1. Alíquotas e Progressividade
Inicialmente, oportuno observar que a materialidade do ITCMD está relacionada à transmissão da herança, incidindo quando do óbito do titular dos bens e direitos. A segunda hipótese de incidência do ITCMD são os atos de transmissão gratuita de bens e direitos, contemplando a doação de bens imóveis e móveis, bem como direitos representativos do patrimônio, tais como ações, quotas de empresas e títulos de crédito.
Tratando especificamente da alíquota do imposto, nota-se que a tributação do ITCMD poderá ser uma das mais afetadas com a Reforma Tributária, uma vez que a partir da revisão do art. 155, §1º, da Constituição Federal pela Emenda Constitucional 132/2023, relevantes alterações foram realizadas sobre o critério quantitativa na incidência do tributo.
Nesse sentido, foram acrescentados alguns dispositivos à Constituição Federal, de forma que o imposto passou a ser progressivo[6]. Com isso, o que antes era facultativo aos entes competentes, tornou-se obrigatória a progressividade da alíquota do imposto, que deve ser aplicada em razão do valor do quinhão, legado ou doação, respeitada a alíquota teto fixada por Resolução do Senado Federal, que atualmente é de 8%[7], embora já trâmite novo projeto no Senado para aumentá-la para 16%[8].

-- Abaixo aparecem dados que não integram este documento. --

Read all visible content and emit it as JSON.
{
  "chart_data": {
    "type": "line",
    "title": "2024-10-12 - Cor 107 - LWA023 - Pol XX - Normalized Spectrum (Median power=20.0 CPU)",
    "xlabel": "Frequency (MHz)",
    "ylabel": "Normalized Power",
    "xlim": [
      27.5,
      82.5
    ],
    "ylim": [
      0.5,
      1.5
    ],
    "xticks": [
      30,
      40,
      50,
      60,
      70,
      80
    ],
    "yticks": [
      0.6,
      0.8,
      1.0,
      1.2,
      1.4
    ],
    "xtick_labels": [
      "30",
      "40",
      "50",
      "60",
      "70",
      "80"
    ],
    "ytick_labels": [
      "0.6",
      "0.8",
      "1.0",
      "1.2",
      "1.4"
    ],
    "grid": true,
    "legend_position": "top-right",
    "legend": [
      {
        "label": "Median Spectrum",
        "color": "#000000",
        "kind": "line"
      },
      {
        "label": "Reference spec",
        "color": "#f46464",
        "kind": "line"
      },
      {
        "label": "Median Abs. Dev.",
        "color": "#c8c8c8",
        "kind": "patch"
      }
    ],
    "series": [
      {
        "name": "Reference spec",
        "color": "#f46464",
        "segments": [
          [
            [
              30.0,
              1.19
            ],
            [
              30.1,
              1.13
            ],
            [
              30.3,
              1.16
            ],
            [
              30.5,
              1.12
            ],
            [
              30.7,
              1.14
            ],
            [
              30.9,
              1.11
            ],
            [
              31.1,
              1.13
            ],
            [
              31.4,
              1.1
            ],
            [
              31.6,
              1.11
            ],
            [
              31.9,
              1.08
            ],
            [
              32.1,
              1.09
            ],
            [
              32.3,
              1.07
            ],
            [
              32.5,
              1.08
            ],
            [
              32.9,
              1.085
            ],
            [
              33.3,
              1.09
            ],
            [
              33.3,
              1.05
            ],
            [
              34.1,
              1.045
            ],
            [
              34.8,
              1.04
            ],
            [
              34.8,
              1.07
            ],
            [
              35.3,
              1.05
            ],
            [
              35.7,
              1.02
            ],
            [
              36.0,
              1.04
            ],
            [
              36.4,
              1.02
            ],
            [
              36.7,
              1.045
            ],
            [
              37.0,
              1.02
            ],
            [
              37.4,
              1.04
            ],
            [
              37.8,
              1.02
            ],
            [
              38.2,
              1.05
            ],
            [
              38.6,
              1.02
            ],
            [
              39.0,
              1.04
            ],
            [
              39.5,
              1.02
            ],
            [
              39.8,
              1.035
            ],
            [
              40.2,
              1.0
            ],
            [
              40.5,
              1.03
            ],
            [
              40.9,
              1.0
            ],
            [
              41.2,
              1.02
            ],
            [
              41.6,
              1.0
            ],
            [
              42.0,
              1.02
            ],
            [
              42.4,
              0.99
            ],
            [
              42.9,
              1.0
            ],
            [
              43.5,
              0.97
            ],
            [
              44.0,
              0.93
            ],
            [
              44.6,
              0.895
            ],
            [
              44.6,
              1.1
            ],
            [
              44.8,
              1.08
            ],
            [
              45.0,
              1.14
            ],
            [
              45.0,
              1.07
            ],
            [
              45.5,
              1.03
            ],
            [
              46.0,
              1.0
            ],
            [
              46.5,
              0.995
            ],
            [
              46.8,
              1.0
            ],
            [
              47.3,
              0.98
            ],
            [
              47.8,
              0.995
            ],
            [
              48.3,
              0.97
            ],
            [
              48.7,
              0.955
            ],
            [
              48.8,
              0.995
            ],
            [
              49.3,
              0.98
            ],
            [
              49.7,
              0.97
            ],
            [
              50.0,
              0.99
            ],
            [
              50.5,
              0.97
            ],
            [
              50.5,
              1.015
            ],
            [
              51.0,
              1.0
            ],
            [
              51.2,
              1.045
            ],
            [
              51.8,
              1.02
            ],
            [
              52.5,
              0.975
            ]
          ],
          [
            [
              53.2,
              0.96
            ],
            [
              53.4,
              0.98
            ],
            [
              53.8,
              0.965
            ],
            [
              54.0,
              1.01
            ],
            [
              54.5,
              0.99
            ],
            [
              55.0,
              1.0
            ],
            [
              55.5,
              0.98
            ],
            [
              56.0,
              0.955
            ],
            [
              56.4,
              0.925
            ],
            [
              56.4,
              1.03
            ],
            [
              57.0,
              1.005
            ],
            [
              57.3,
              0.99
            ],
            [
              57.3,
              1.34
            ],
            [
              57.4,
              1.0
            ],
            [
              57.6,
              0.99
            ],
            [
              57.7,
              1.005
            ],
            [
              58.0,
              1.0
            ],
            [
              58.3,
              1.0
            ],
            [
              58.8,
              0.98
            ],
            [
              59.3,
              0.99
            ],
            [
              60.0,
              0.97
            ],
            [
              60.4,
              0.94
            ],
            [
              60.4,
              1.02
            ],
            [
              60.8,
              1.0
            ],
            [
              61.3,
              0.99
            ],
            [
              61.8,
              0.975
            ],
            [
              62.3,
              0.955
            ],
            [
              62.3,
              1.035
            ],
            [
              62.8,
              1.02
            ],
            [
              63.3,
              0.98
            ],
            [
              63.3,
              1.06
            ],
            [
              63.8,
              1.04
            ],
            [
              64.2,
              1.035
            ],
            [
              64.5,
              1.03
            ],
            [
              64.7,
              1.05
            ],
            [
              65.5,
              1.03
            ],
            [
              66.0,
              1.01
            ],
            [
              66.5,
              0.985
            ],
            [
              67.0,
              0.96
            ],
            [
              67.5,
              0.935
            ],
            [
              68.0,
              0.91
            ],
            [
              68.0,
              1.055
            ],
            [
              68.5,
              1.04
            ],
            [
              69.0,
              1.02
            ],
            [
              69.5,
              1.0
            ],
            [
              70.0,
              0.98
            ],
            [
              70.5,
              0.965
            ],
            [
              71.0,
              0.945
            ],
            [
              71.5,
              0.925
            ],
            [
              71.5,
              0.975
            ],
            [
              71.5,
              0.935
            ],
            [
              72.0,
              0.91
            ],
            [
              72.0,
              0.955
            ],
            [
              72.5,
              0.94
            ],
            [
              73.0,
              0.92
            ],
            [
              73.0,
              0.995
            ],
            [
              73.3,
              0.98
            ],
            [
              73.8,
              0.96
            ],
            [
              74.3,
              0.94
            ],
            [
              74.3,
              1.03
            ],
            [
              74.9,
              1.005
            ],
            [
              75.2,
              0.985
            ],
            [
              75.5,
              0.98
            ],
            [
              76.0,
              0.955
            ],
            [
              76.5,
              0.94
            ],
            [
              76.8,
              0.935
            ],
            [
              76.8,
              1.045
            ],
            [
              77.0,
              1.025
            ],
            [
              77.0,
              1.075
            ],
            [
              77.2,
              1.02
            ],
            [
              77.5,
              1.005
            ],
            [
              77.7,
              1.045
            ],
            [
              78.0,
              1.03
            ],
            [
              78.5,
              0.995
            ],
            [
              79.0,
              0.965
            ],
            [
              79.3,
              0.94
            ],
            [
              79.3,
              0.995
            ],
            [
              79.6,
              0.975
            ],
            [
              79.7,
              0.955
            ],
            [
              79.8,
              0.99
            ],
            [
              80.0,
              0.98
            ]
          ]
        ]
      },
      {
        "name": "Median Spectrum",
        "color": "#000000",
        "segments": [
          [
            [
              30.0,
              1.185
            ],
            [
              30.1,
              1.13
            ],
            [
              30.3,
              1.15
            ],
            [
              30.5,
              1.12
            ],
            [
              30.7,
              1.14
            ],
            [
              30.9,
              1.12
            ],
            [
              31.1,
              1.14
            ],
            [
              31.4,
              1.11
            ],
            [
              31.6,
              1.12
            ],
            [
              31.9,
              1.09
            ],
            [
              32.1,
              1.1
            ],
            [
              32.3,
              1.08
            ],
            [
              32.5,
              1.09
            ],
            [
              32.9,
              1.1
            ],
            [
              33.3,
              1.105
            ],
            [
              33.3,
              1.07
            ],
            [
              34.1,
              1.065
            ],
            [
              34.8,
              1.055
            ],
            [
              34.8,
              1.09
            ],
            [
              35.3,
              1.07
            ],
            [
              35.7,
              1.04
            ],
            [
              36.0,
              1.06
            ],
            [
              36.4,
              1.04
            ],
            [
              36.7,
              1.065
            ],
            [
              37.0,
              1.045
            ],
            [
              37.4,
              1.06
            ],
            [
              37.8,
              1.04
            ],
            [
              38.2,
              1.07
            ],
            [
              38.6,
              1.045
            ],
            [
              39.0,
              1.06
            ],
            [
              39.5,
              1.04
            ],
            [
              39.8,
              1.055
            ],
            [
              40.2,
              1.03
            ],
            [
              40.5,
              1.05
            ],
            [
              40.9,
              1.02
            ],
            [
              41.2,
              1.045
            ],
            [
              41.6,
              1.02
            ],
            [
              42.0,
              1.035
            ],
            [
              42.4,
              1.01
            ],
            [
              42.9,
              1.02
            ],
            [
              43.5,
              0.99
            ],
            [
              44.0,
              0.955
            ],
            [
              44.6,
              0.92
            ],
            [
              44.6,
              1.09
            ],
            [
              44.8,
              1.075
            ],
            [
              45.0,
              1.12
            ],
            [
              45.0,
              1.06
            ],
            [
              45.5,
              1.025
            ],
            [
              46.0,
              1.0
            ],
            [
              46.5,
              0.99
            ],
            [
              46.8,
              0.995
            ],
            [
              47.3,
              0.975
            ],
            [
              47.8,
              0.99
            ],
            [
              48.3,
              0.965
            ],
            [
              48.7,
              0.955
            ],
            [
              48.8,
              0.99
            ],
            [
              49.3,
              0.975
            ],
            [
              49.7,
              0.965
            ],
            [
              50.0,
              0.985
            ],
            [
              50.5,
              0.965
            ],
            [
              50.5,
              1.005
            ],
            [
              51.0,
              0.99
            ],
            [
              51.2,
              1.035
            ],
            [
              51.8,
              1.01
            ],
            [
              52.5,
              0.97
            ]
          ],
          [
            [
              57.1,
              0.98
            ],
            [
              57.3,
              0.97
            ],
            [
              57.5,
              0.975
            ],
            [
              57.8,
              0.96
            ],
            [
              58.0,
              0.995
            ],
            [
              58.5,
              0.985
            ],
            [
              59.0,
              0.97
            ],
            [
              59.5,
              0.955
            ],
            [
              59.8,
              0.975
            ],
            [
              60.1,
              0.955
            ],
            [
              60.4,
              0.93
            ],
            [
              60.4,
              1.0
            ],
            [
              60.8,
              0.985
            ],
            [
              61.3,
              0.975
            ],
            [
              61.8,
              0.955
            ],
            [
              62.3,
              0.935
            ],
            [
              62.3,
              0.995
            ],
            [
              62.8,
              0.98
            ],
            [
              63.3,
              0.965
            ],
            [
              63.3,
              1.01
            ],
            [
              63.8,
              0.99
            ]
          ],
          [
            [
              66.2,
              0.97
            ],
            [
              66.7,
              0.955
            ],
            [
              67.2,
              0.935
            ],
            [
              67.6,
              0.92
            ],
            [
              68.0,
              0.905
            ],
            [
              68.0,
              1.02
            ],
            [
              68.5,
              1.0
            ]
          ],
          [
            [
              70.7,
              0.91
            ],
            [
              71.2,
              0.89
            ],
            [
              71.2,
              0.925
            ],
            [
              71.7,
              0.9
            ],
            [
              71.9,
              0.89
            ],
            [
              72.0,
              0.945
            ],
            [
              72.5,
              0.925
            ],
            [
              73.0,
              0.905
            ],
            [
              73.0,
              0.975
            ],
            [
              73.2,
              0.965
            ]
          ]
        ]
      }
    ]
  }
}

Olhando para o Estado de São Paulo, a norma atualmente vigente estabelece uma alíquota única de 4% para o ITCMD, sem qualquer progressividade. Assim, o imposto incide de maneira uniforme, sem distinção quanto ao valor do ato a ser tributado, com exceção apenas para a isenção aplicável a algumas hipóteses específicas.

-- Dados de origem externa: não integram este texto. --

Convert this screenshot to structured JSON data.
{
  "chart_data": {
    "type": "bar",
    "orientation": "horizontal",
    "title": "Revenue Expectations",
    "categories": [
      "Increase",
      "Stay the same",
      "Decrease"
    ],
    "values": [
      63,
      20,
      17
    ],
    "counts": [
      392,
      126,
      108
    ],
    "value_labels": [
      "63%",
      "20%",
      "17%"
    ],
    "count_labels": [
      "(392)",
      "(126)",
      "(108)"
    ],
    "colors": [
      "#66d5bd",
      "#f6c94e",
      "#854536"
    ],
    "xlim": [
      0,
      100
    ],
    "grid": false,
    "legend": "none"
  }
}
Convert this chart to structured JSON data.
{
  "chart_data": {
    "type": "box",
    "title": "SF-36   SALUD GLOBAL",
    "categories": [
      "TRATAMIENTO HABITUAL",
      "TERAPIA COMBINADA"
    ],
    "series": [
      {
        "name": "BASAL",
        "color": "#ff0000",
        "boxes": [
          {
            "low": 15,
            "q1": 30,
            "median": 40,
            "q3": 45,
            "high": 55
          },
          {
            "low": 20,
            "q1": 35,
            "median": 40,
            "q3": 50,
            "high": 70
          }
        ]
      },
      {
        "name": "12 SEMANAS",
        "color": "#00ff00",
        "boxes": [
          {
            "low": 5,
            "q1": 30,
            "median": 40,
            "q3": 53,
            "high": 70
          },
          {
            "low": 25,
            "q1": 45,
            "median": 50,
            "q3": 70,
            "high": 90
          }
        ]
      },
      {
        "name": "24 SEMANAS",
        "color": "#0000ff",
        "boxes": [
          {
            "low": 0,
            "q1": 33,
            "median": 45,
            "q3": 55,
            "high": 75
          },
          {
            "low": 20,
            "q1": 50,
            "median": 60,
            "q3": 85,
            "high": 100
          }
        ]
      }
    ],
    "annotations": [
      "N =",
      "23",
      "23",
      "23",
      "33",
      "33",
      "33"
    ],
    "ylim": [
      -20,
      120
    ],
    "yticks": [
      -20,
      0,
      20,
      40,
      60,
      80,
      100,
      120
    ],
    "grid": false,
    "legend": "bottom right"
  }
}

Porém, diante da determinação da EC 132/2023, já tramita no Estado de São Paulo o Projeto de Lei nº 7/2024 (PL nº 7/2024), que visa adequar a legislação estadual nesse aspecto quantitativo, alterando a Lei nº 10.705/2000, de modo a fixar alíquotas progressivas para o ITCMD.
Assim, se aprovado o PL 7/2024, o imposto em São Paulo passará a ter alíquotas de 2% a 8%, graduadas de acordo com os valores dos ativos envolvidos. O enquadramento do valor em sua respectiva faixa será determinado pela UFESP (Unidade Fiscal do Estado de São Paulo). Considerando a cotação atual da UFESP equivalente a R$ 35,36, a hipotética incidência do ITCMD em 2024 seria a seguinte:
UFESP |
VALOR EM REAL | ALÍQUOTA |
Inferior ou igual a 10.000 |
Abaixo de R$ 353.600,00 |
2% |
10.001 – 85.000 |
R$ 353.600,00 – R$ 3.005.600,00 |
4% |
85.001 – 280.000 |
R$ 3.005.600,00 – R$ 9.900.800,00 |
6% |
Superior a 280.000 |
Acima de R$ 9.900.800,00 |
8% |
É oportuno notar que, para impedir a tentativa de burlar a progressividade do imposto sobre os atos de doação, o PLP 108/2024 estabelece que, na hipótese de doações sucessivas entre as mesmas partes (doador e donatário), dentro de um período definido em lei, o ITCMD deverá ser recalculado a cada nova doação ocorrida no período, adicionando-se à base de cálculo os valores anteriormente transmitidos e deduzindo-se o ITCMD já recolhido, sempre observando a progressividade da alíquota.
2. Do Alargamento do Fato Gerador
Se aprovado o PLP 108/2024, de acordo com a redação atualmente proposta, a lei complementar trará mudanças significativas quanto às hipóteses consideradas como fato gerador do imposto, que demandarão uma cuidadosa revisão no planejamento patrimonial e sucessório, especialmente de famílias empresárias.
No que tange ao fato gerador do imposto, a redação contida no projeto, além de ratificar que o excesso de meação e de quinhão representam uma doação, como já é aplicado pelos Estados, passa a considerar também como doação as transmissões realizadas entre pessoas vinculadas por meio de atos societários que resultem em benefícios desproporcionais para um sócio, praticados por liberalidade e sem justificativa negocial, tais como a distribuição desproporcional de dividendos, a cisão desproporcional e o aumento ou a redução de capital a preços diferenciados entre os sócios. No mesmo sentido, considera-se doação o perdão de dívidas sem comprovada justificativa negocial.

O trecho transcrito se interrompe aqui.